I wish that I had posted my prediction from a week or so ago here so there would be proof that I called the event that transpired today.  After considering that fliers have a choice of having naked pictures taken of them, viewed by complete strangers, and then stored on government computers OR be molested by the aforementioned strangers, I came to the conclusion that it was only a matter of time before someone stripped right on the spot to prove a point.  Well, today, I became correct.  What's more is that he was arrested, and in my mind, all he did was try to facilitate the goals of the TSA and our lovely protectress (you may know her as Big Sis).

Anyone who knows me knows that I am completely of the school that the Constitution is an outdated document of the past, but humor me as I play Devil's Advocate.  I present to you the highly non-contemporary Fourth Amendment:

The right of the people to be secure in their persons, houses, papers, and effects, against unreasonable searches and seizures, shall not be violated, and no Warrants shall issue, but upon probable cause, supported by Oath or affirmation, and particularly describing the place to be searched, and the persons or things to be seized.

While it's fairly clear that the likes of Jefferson, Adams, Madison, and a few other short-sighted geezers could not envision the challenges of aviation safety (or aviation, for that matter), let's try this little thought experiment anyway.  My main question is, "Is this Constitutional?"

To tackle this, let's start by asking whether this qualifies as a "search or seizure" and if so, whether the "search or seizure" involves "persons, houses, papers, and effects."  It's pretty clear that they're looking for something, so I'm going to say that it is a "search."  They're looking at and feeling dangly bits, hoo hoos, and ta tas, so I'm also going to claim that the "search" involves "persons."

The next question is, "is it unreasonable?"  Well, I can't say I've ever thought that molestation or forced porn was "reasonable."  Maybe I'm in the minority here; perhaps such humiliating, dehumanizing things are totally appropriate.  However, let's not forget the fact that it wasn't too long ago we were considering loud music in Gitmo as "torture" and calling for an end to it (and those detainees aren't even entitled to Constitutional rights).  The only way that "torture" could be even remotely comparable is if the "music" they were subjected to was this particular rendition of "The Final Countdown."

So I've argued that we have an unreasonable search of persons here.  It seems there's just one more thing to consider before we can claim that there is an egregious violation here (recall the "shall not be violated" phrase in the italicized text above).  Is there probable cause?  In some cases, certainly, yes.  However, I challenge anyone to explain where the probable cause was here or here or here.  If there is no probable cause in these cases, what is the mechanism by which it is determined?  The short answer is that probable cause does not exist.  Big Sis and her TSA minions are fairly explicitly saying that they believe we are all terrorists.  As such, we are all guilty until we have our most basic, fundamental properties violated to exonerate ourselves.

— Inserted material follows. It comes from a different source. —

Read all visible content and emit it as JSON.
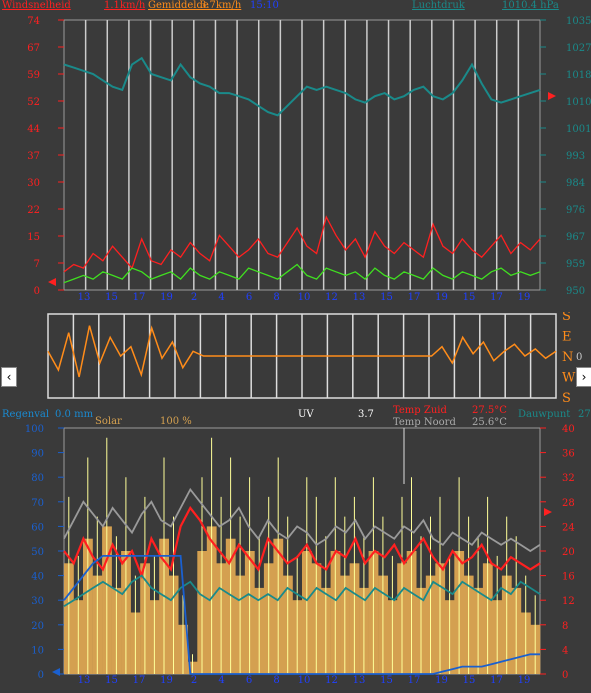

Don't get me wrong.  I'm not ignorant of the threat to our security that can result from air travel.  However, we should focus our defense on people, not objects.  We have never been attacked by objects.  Before 9/11, we allowed small knives on planes.  After, we banned basically anything metal and somewhat sharp (including nail clippers).  After the attempted shoe bomber, we forced everyone to take their shoes off to go through security.  After the underwear bomber (aka The Ball Buster), we have to get naked or groped.  It's clear that if a terrorist wants to attack, he will find a new way to get an object around security; that is the nature of reactive defense.  God help us if someone tries to sneak a rectal bomb (not talking about air biscuits here) onto a plane.  The point is that while we should not allow just any objects (guns, knives, explosives, etc. that present very imminent and obvious dangers) on planes, we should focus on STOPPING THE TERRORIST, not his weapon.

What does TSA stand for?
Terrific Security Agents
Treacherous Sexual Assaulters
Other (Please Post in Comments) free polls



  1. Total Asinine "Security"

  2. TAS agent...Is that you masquerading as a TSA agent again?

  3. No, no...

    Total Asinine Security - TSA.

    Come one now, can't you spell?

  4. I don't like it when acronym challenged authority figures touch me in the bad place. You stay away!